Ainda que a Síndrome de Asperger seja uma forma mais branda de autismo, isso não impede a ativista de apresentar até hoje crises nervosas. Algumas sobrecargas emocionais, que o portador da síndrome geralmente não controla, são vistas no filme. A adolescente tem uma situação de estresse ao falar da responsabilidade que carrega nos ombros, dizendo que o fardo nem deveria ser dela.

“Tive acesso a momentos mais íntimos por ter ficado próximo da menina e de sua família, antes de Greta se tornar uma espécie de estrela do ativismo ambiental. Mesmo assim, tínhamos um acordo: Greta sempre me avisaria se não quisesse ser filmada em determinada situação”, afirmou o diretor.

O documentarista seguiu Greta por mais de um ano, incluindo nos seus trajetos de carro elétrico e nas viagens de trem ou mesmo de barco. Ele registrou a jornada de 15 dias em que a garota cruzou o Atlântico a bordo de um veleiro de regata, partindo do Reino Unido rumo a Nova York, para participar da Assembleia Geral das Nações Unidas.

A ativista se recusa a viajar de avião e mantém uma alimentação vegana – até convenceu os pais a não comerem mais carne. O fato de Greta seguir à risca o que ela prega, em sua luta contra o aquecimento global, é outro fator que encoraja a mídia a manter o foco nela.

“Greta tem noção de como o seu histórico familiar privilegiado (por ser filha de um ator e de uma cantora de ópera) torna as coisas mais fáceis para ela”, disse Grossman, lembrando que Greta deixa claro que justiça climática se faz com justiça social. “Ela fala em nome das pessoas que não recebem a mesma atenção.”

Se, por um lado, a ativista é recebida por personalidades como o Papa Francisco e o presidente da França Emmanuel Macron, em encontros registrados no filme, há um preço a pagar por tanta visibilidade. O ódio por Greta também é grande.

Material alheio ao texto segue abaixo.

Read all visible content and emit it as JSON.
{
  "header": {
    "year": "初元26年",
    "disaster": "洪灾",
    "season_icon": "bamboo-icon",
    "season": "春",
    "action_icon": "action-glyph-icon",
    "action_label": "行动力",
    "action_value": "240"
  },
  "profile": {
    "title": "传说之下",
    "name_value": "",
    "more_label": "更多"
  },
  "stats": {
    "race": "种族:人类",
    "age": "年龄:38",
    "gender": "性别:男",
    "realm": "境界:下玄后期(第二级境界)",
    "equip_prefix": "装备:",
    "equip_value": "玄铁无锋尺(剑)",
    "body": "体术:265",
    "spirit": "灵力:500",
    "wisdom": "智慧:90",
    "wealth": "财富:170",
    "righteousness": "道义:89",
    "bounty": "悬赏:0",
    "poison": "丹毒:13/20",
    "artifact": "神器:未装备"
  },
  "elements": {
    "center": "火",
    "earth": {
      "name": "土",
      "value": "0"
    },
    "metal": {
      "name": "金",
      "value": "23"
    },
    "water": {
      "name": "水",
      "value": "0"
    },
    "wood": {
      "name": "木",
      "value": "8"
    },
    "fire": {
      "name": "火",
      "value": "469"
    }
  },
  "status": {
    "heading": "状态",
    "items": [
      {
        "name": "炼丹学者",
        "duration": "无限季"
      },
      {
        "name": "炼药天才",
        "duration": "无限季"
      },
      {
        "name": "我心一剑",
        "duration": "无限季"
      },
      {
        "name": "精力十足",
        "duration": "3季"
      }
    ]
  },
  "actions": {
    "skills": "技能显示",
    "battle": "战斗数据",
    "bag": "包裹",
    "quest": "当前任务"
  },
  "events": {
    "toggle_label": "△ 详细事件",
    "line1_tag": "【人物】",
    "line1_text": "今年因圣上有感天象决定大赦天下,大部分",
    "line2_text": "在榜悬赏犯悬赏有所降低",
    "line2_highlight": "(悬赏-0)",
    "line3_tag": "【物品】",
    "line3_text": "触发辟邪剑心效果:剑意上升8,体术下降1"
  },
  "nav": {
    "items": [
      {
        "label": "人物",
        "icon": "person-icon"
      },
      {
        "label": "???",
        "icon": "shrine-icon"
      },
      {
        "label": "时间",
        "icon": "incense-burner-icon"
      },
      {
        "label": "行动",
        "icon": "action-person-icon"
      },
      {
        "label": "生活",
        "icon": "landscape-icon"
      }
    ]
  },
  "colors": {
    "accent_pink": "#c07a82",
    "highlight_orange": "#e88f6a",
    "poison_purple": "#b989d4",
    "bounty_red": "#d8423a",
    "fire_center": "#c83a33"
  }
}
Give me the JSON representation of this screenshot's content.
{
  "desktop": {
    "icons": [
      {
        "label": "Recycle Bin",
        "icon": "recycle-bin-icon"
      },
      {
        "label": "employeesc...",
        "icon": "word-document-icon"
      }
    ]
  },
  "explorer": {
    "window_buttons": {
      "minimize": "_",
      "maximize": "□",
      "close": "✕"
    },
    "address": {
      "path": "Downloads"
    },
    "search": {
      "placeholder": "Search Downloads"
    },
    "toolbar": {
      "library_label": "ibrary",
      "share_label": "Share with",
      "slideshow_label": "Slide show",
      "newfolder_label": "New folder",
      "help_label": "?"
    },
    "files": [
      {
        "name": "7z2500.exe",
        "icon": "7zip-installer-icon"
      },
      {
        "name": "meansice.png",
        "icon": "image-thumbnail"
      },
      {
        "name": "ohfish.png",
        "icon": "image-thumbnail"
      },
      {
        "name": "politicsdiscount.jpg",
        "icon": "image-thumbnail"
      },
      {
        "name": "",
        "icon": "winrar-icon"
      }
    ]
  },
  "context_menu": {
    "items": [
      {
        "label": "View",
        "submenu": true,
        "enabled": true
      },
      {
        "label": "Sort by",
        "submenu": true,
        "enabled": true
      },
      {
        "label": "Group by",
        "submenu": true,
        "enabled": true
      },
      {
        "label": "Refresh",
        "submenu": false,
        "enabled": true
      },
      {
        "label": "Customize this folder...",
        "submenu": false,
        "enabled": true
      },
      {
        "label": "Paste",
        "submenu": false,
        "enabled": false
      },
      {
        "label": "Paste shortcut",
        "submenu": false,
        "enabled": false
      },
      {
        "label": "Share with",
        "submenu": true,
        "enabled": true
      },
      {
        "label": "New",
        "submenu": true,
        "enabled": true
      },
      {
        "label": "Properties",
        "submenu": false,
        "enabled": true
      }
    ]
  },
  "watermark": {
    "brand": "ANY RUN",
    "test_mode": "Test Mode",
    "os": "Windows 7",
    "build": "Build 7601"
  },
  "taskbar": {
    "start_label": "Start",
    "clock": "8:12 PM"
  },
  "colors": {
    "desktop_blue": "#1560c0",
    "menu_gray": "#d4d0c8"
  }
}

Governantes como Jair Bolsonaro, o russo Vladimir Putin e o americano Donald Trump figuram no documentário como seus oponentes. “Greta já falou que os índios morreram porque estão defendendo a Amazônia. É impressionante a imprensa dar espaço para uma pirralha dessa aí. Uma pirralha!”, afirmou Bolsonaro, em trecho reproduzido no filme.

Eleita a Pessoa do Ano de 2019 pela “Revista Time”, Greta aparentemente não se intimida com a oposição. “Talvez o mundo precise de mais pessoas com Asperger”, resumiu ela.